Selecting the correct answer is the final step in the problem-solving process. By carefully comparing your solution to the answer choices, you can ensure that you've arrived at the correct answer. This is a crucial step, as it allows you to double-check your work and avoid making careless mistakes. Think of it as the final inspection before shipping a product. You want to make sure everything is perfect before it leaves your hands. So, always take the time to select the correct answer carefully, and you'll be sure to get the problem right! And remember, showing your work is just as important as finding the answer. By writing out each step of your solution, you can help your teacher or professor understand your thought process and give you partial credit even if you make a mistake. So, always show your work, and you'll be sure to maximize your score!

This step highlights the importance of accuracy and attention to detail. Math problems often have multiple steps, and a small mistake in any step can lead to a wrong answer. So, it's essential to be careful and double-check your work at each step. And remember, practice is key. The more you practice solving math problems, the better you'll become at identifying and avoiding mistakes. So, keep practicing, and you'll be solving problems like a pro in no time!

Conclusion

There you have it! We successfully solved for x in terms of c. Remember, the key is to break down the problem into smaller, manageable steps. Distribute, combine like terms, isolate the variable, and simplify. With practice, you'll become a pro at solving these types of equations.

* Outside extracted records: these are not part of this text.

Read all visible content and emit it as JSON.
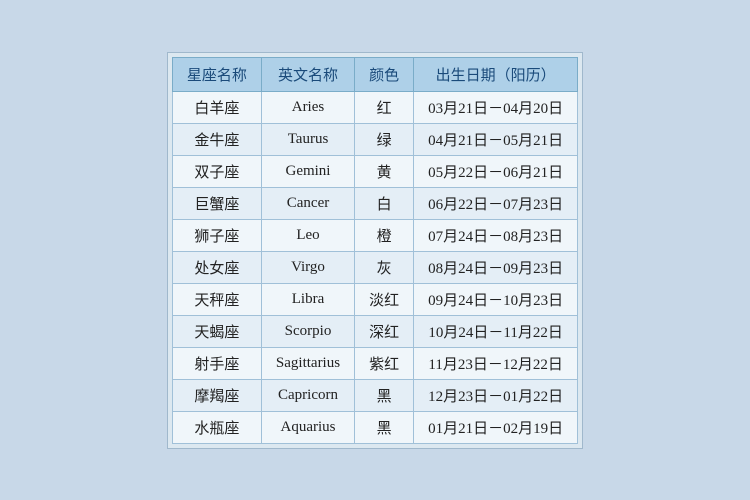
{
  "table": {
    "headers": [
      "星座名称",
      "英文名称",
      "颜色",
      "出生日期（阳历）"
    ],
    "rows": [
      [
        "白羊座",
        "Aries",
        "红",
        "03月21日－04月20日"
      ],
      [
        "金牛座",
        "Taurus",
        "绿",
        "04月21日－05月21日"
      ],
      [
        "双子座",
        "Gemini",
        "黄",
        "05月22日－06月21日"
      ],
      [
        "巨蟹座",
        "Cancer",
        "白",
        "06月22日－07月23日"
      ],
      [
        "狮子座",
        "Leo",
        "橙",
        "07月24日－08月23日"
      ],
      [
        "处女座",
        "Virgo",
        "灰",
        "08月24日－09月23日"
      ],
      [
        "天秤座",
        "Libra",
        "淡红",
        "09月24日－10月23日"
      ],
      [
        "天蝎座",
        "Scorpio",
        "深红",
        "10月24日－11月22日"
      ],
      [
        "射手座",
        "Sagittarius",
        "紫红",
        "11月23日－12月22日"
      ],
      [
        "摩羯座",
        "Capricorn",
        "黑",
        "12月23日－01月22日"
      ],
      [
        "水瓶座",
        "Aquarius",
        "黑",
        "01月21日－02月19日"
      ]
    ]
  }
}
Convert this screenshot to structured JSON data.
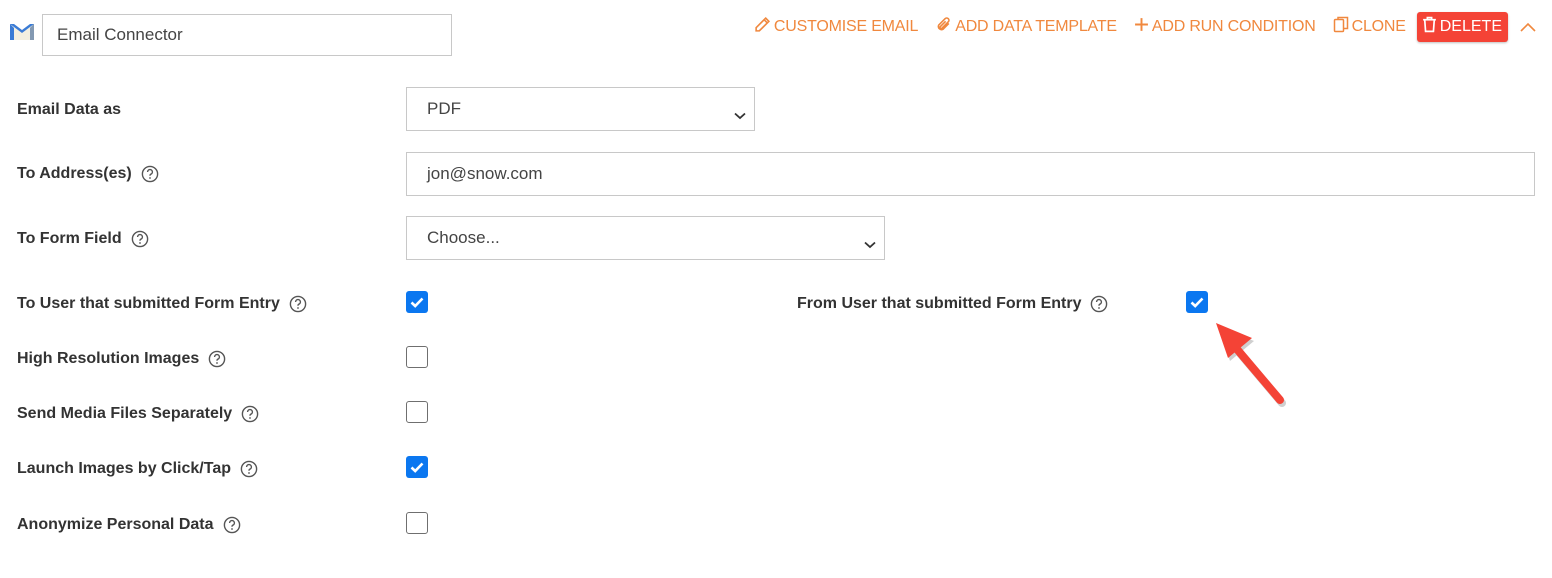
{
  "header": {
    "logo_icon": "gmail-envelope-icon",
    "connector_name": "Email Connector",
    "actions": {
      "customise_email": "CUSTOMISE EMAIL",
      "add_data_template": "ADD DATA TEMPLATE",
      "add_run_condition": "ADD RUN CONDITION",
      "clone": "CLONE",
      "delete": "DELETE"
    },
    "accent_color": "#f0883e",
    "delete_color": "#f44336"
  },
  "form": {
    "email_data_as": {
      "label": "Email Data as",
      "value": "PDF"
    },
    "to_addresses": {
      "label": "To Address(es)",
      "value": "jon@snow.com"
    },
    "to_form_field": {
      "label": "To Form Field",
      "value": "Choose..."
    },
    "to_user": {
      "label": "To User that submitted Form Entry",
      "checked": true
    },
    "from_user": {
      "label": "From User that submitted Form Entry",
      "checked": true
    },
    "high_res": {
      "label": "High Resolution Images",
      "checked": false
    },
    "send_media": {
      "label": "Send Media Files Separately",
      "checked": false
    },
    "launch_images": {
      "label": "Launch Images by Click/Tap",
      "checked": true
    },
    "anonymize": {
      "label": "Anonymize Personal Data",
      "checked": false
    }
  },
  "annotation": {
    "arrow_color": "#f44336",
    "points_to": "from_user"
  },
  "checkbox_color": "#0b77f0"
}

Solving for x in terms of c is a fundamental skill in algebra. By mastering this skill, you'll be well-prepared for more advanced math topics. Remember, the key is to break down the problem into smaller, manageable steps and to work carefully and systematically. And remember, practice is key. The more you practice solving these types of equations, the more comfortable you'll become with them. So, keep practicing, and you'll be solving equations like a pro in no time! And remember, don't be afraid to ask for help if you get stuck. Math can be challenging, but it's also incredibly rewarding. So, keep learning, keep growing, and keep pushing yourself to achieve your full potential!

This conclusion emphasizes the importance of perseverance and a positive attitude. Math can be challenging, but it's also incredibly rewarding. By approaching math with a growth mindset and a willingness to learn from your mistakes, you can achieve your goals and reach your full potential. So, always remember to stay positive, keep practicing, and never give up on your dreams!

Key Takeaways:

• Distribute to eliminate parentheses.
• Combine like terms to simplify the equation.
• Isolate the variable by using inverse operations.
• Simplify your final answer.
• Double-check your work to ensure accuracy.

Keep practicing, and you'll master these skills in no time! You got this!